La Banque africaine de développement (BAD) accorde une haute priorité à la promotion des envois de fonds effectués par les travailleurs migrants et à leur impact sur le développement en Afrique. En effet, à l’instar d’autres travaux, elle montre que les transferts de fonds des migrants prennent une importance croissante dans les économies des pays à forte migration. Cependant, malgré leur poids, ces flux financiers générés en direction des pays africains demeurent mal connus. De nombreuses zones d’ombres quant à la structure du marché ou à l’utilisation de ces ressources subsistent.
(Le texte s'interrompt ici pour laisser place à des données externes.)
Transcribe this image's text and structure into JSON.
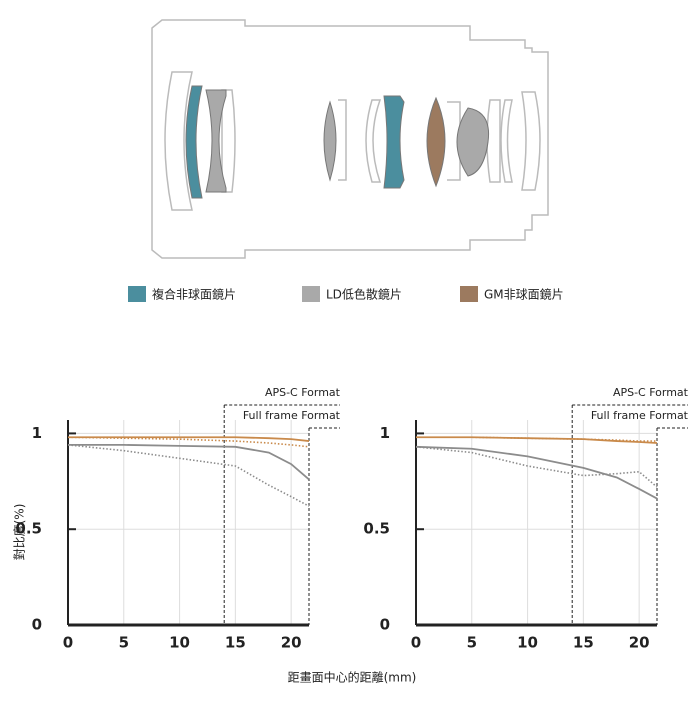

L'étude a permis d’établir un état des lieux global des flux financiers issus de la diaspora, d’identifier les mécanismes qui gouvernent le marché des transferts de fonds, les déterminants de l’offre et de la demande, de quantifier les flux et les canaux formels et informels qu’ils empruntent, leur répartition et leur utilisation. Elle met en perspective la stratégie des différents acteurs concernés, les migrants, leurs familles ainsi que les autres opérateurs économiques impliqués. Elle a porté sur quatre pays cibles, le Maroc, le Sénégal, le Mali, et les Comores. Ces pays présentent des caractéristiques économiques et sociologiques très différentes. Au même moment, ils ont en commun des liens migratoires et historiques forts avec un même pays développé, la France. Le rapport aborde également l’évolution des transferts de migrants à partir de pays limitrophes, l’Espagne et l’Italie, et souligne les différences de comportement intergénérationnelles.
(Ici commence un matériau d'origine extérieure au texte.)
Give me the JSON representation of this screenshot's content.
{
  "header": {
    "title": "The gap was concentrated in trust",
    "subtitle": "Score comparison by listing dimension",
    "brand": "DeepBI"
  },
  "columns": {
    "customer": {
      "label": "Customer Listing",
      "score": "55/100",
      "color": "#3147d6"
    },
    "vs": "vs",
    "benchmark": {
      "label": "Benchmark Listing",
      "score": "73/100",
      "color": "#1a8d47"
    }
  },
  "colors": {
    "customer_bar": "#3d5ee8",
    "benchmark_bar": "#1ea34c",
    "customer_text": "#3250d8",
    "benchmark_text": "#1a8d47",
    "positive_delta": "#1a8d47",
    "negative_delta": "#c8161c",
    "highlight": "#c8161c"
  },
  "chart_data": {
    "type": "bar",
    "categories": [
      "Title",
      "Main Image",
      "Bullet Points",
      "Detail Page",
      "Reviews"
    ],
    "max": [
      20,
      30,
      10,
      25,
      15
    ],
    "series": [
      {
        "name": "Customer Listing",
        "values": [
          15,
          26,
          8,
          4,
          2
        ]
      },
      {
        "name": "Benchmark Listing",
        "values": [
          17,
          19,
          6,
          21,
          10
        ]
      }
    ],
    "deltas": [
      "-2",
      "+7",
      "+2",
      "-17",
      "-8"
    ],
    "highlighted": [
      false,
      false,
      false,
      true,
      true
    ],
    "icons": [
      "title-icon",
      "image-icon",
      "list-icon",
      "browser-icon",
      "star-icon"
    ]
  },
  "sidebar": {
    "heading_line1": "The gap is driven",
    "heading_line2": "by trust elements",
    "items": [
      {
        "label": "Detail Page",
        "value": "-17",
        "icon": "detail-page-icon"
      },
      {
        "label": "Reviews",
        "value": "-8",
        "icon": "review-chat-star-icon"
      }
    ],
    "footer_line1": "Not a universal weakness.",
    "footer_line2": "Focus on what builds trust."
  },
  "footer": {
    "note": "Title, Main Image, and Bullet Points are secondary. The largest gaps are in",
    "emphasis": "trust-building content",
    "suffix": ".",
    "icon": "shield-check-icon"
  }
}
Le rapport présenté fait ressortir l’importance sociale, économique et financière des transferts de migrants dans les pays récipiendaires. Leur volume représente entre 9 et 24% du PIB des pays étudiés, soit entre 80 et 750% de l’aide publique au développement dont ils sont bénéficiaires.

L’étude a été menée sous la direction scientifique d’un comité de pilotage coordonné par M. Mohamed Bourenane, Chef de Division au sein du Département Secteur Privé et Micro-finance de la Banque africaine de développement.
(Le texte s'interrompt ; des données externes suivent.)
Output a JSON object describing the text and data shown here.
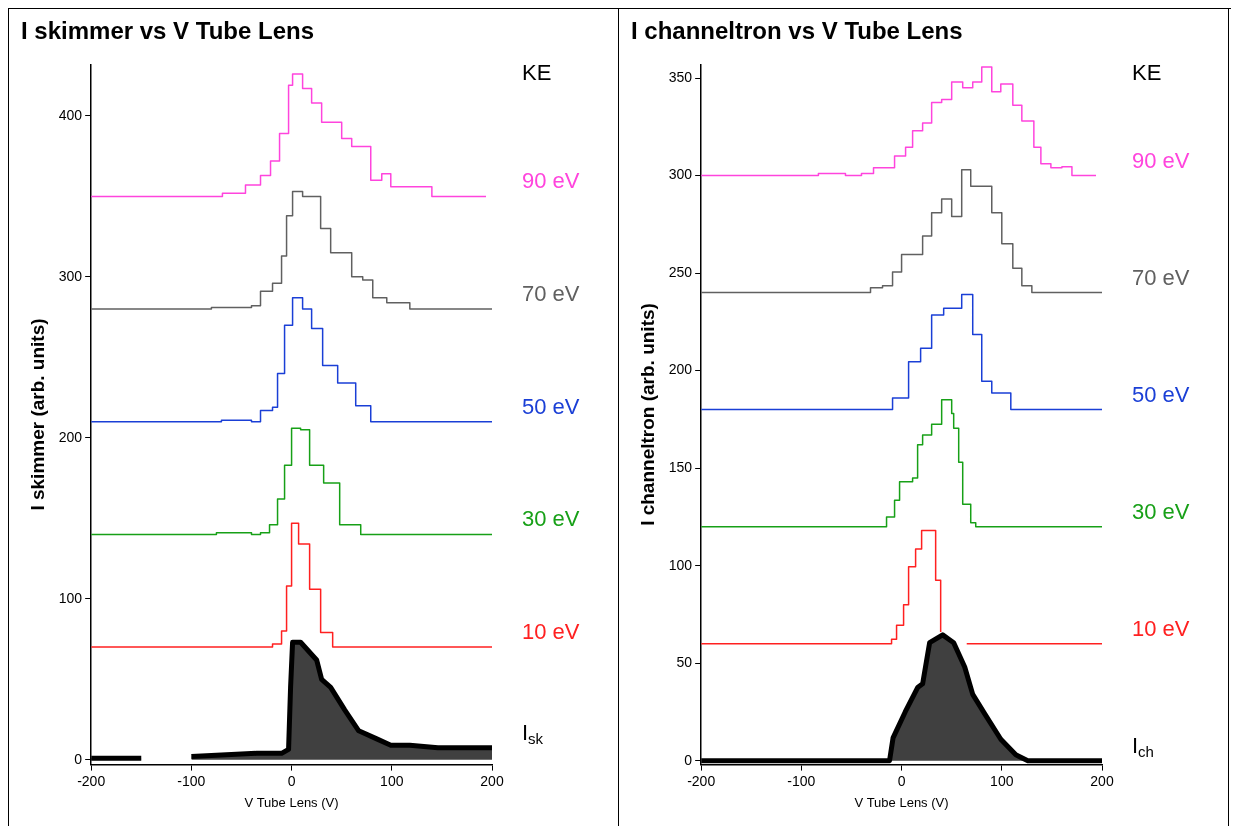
{
  "chart_data": [
    {
      "type": "step",
      "title": "I skimmer vs V Tube Lens",
      "xlabel": "V Tube Lens (V)",
      "ylabel": "I skimmer (arb. units)",
      "legend_title": "KE",
      "legend": false,
      "grid": false,
      "marker": "none",
      "line_style": "solid",
      "xlim": [
        -200,
        200
      ],
      "ylim": [
        -3,
        432
      ],
      "xticks": [
        -200,
        -100,
        0,
        100,
        200
      ],
      "yticks": [
        0,
        100,
        200,
        300,
        400
      ],
      "series": [
        {
          "name": "I$_{sk}$",
          "type": "area",
          "color": "#000000",
          "x": [
            -200,
            -150,
            -125,
            -100,
            -70,
            -35,
            -10,
            -3,
            -1,
            1,
            9,
            25,
            30,
            39,
            53,
            67,
            85,
            99,
            118,
            146,
            200
          ],
          "values": [
            1,
            1,
            null,
            2,
            3,
            4,
            4,
            6.5,
            45,
            73,
            73,
            62,
            50,
            45,
            31,
            18,
            13,
            9,
            9,
            7.5,
            7.5
          ]
        },
        {
          "name": "10 eV",
          "color": "#ff2020",
          "x": [
            -200,
            -30,
            -19,
            -10,
            -5,
            0,
            7,
            18,
            29,
            41,
            200
          ],
          "values": [
            70,
            70,
            72,
            80,
            108,
            147,
            134,
            106,
            79,
            70,
            70
          ]
        },
        {
          "name": "30 eV",
          "color": "#17a017",
          "x": [
            -200,
            -75,
            -40,
            -31,
            -22,
            -14,
            -7,
            0,
            9,
            18,
            32,
            48,
            69,
            200
          ],
          "values": [
            140,
            141,
            140,
            141,
            146,
            162,
            183,
            206,
            205,
            183,
            172,
            146,
            140,
            140
          ]
        },
        {
          "name": "50 eV",
          "color": "#1a3fd6",
          "x": [
            -200,
            -70,
            -40,
            -31,
            -19,
            -14,
            -7,
            1,
            11,
            20,
            31,
            46,
            64,
            79,
            200
          ],
          "values": [
            210,
            211,
            210,
            217,
            219,
            240,
            270,
            287,
            280,
            268,
            245,
            234,
            220,
            210,
            210
          ]
        },
        {
          "name": "70 eV",
          "color": "#606060",
          "x": [
            -200,
            -80,
            -40,
            -31,
            -19,
            -10,
            -5,
            1,
            11,
            29,
            39,
            51,
            60,
            71,
            81,
            95,
            118,
            200
          ],
          "values": [
            280,
            281,
            282,
            291,
            296,
            313,
            338,
            353,
            350,
            330,
            315,
            315,
            300,
            298,
            287,
            284,
            280,
            280
          ]
        },
        {
          "name": "90 eV",
          "color": "#ff44dd",
          "x": [
            -200,
            -79,
            -69,
            -58,
            -46,
            -31,
            -21,
            -12,
            -3,
            1,
            11,
            20,
            30,
            41,
            50,
            60,
            79,
            90,
            99,
            117,
            140,
            194
          ],
          "values": [
            350,
            350,
            352,
            352,
            357,
            363,
            372,
            389,
            419,
            426,
            417,
            408,
            396,
            396,
            386,
            381,
            360,
            364,
            356,
            356,
            350,
            350
          ]
        }
      ]
    },
    {
      "type": "step",
      "title": "I channeltron vs V Tube Lens",
      "xlabel": "V Tube Lens (V)",
      "ylabel": "I channeltron (arb. units)",
      "legend_title": "KE",
      "legend": false,
      "grid": false,
      "marker": "none",
      "line_style": "solid",
      "xlim": [
        -200,
        200
      ],
      "ylim": [
        -2,
        357
      ],
      "xticks": [
        -200,
        -100,
        0,
        100,
        200
      ],
      "yticks": [
        0,
        50,
        100,
        150,
        200,
        250,
        300,
        350
      ],
      "series": [
        {
          "name": "I$_{ch}$",
          "type": "area",
          "color": "#000000",
          "x": [
            -200,
            -12,
            -8.5,
            3.6,
            16,
            21,
            28,
            41,
            52,
            63,
            71,
            83,
            99,
            114,
            126,
            200
          ],
          "values": [
            0,
            0,
            11.7,
            25,
            37.5,
            39.4,
            60.5,
            64.5,
            60.5,
            48,
            34,
            24,
            11,
            3,
            0,
            0
          ]
        },
        {
          "name": "10 eV",
          "color": "#ff2020",
          "x": [
            -200,
            -29,
            -10,
            -5,
            2,
            7,
            14,
            20,
            31,
            34,
            39,
            40,
            65,
            200
          ],
          "values": [
            60,
            60,
            62.3,
            69.5,
            80,
            99.5,
            108.5,
            118,
            118,
            92.5,
            66,
            null,
            60,
            60
          ]
        },
        {
          "name": "30 eV",
          "color": "#17a017",
          "x": [
            -200,
            -28,
            -15,
            -7,
            -2,
            11,
            16,
            21,
            30,
            40,
            50,
            52,
            57,
            61,
            69,
            74,
            200
          ],
          "values": [
            120,
            120,
            125,
            133.5,
            143,
            145,
            162,
            167,
            172.5,
            185,
            178,
            170.5,
            153,
            131.5,
            122,
            120,
            120
          ]
        },
        {
          "name": "50 eV",
          "color": "#1a3fd6",
          "x": [
            -200,
            -29,
            -9,
            7,
            19,
            30,
            42,
            60,
            71,
            80,
            90,
            109,
            200
          ],
          "values": [
            180,
            180,
            186,
            204.5,
            211.5,
            228.5,
            232,
            239,
            218.5,
            194.5,
            188.5,
            180,
            180
          ]
        },
        {
          "name": "70 eV",
          "color": "#606060",
          "x": [
            -200,
            -40,
            -31,
            -19,
            -9,
            0,
            21,
            30,
            40,
            50,
            60,
            69,
            80,
            90,
            100,
            111,
            120,
            130,
            200
          ],
          "values": [
            240,
            240,
            242.5,
            243.5,
            250.5,
            259.5,
            269,
            281,
            288,
            279,
            303,
            294.5,
            294.5,
            281,
            265,
            252.5,
            243.5,
            240,
            240
          ]
        },
        {
          "name": "90 eV",
          "color": "#ff44dd",
          "x": [
            -200,
            -83,
            -56,
            -40,
            -28,
            -19,
            -7,
            4,
            11,
            21,
            30,
            40,
            50,
            61,
            71,
            80,
            90,
            99,
            111,
            120,
            132,
            139,
            149,
            160,
            170,
            194
          ],
          "values": [
            300,
            301,
            300,
            301,
            304,
            304,
            310,
            314.5,
            323,
            327,
            337.5,
            339,
            348,
            345,
            348,
            355.7,
            343,
            347,
            336,
            328,
            314.5,
            306,
            304,
            304.5,
            300,
            300
          ]
        }
      ]
    }
  ]
}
Le comité de pilotage comprenait, en outre, des experts: des ministères français de l’économie, des finances et de l’emploi; des Affaires étrangères; de l’Immigration, de l’Intégration, de l’Identité nationale et du Co-développement; ainsi que de l’Agence française de développement (AFD) et de la Banque européenne d’investissement (BEI).

Le travail d’enquête et d’analyse a été mené par une équipe du Bureau d’études BDPA coordonnée par M. Ludovic Houssard. Le travail de terrain a été exécuté sous le contrôle de Mme Fatma Diarra (France) et de M. Abbas Soïdiki (Comores), Jamal Khalil (Maroc), Cheikh Amidou Kane (Sénégal) et Moussa Sidibé (Mali).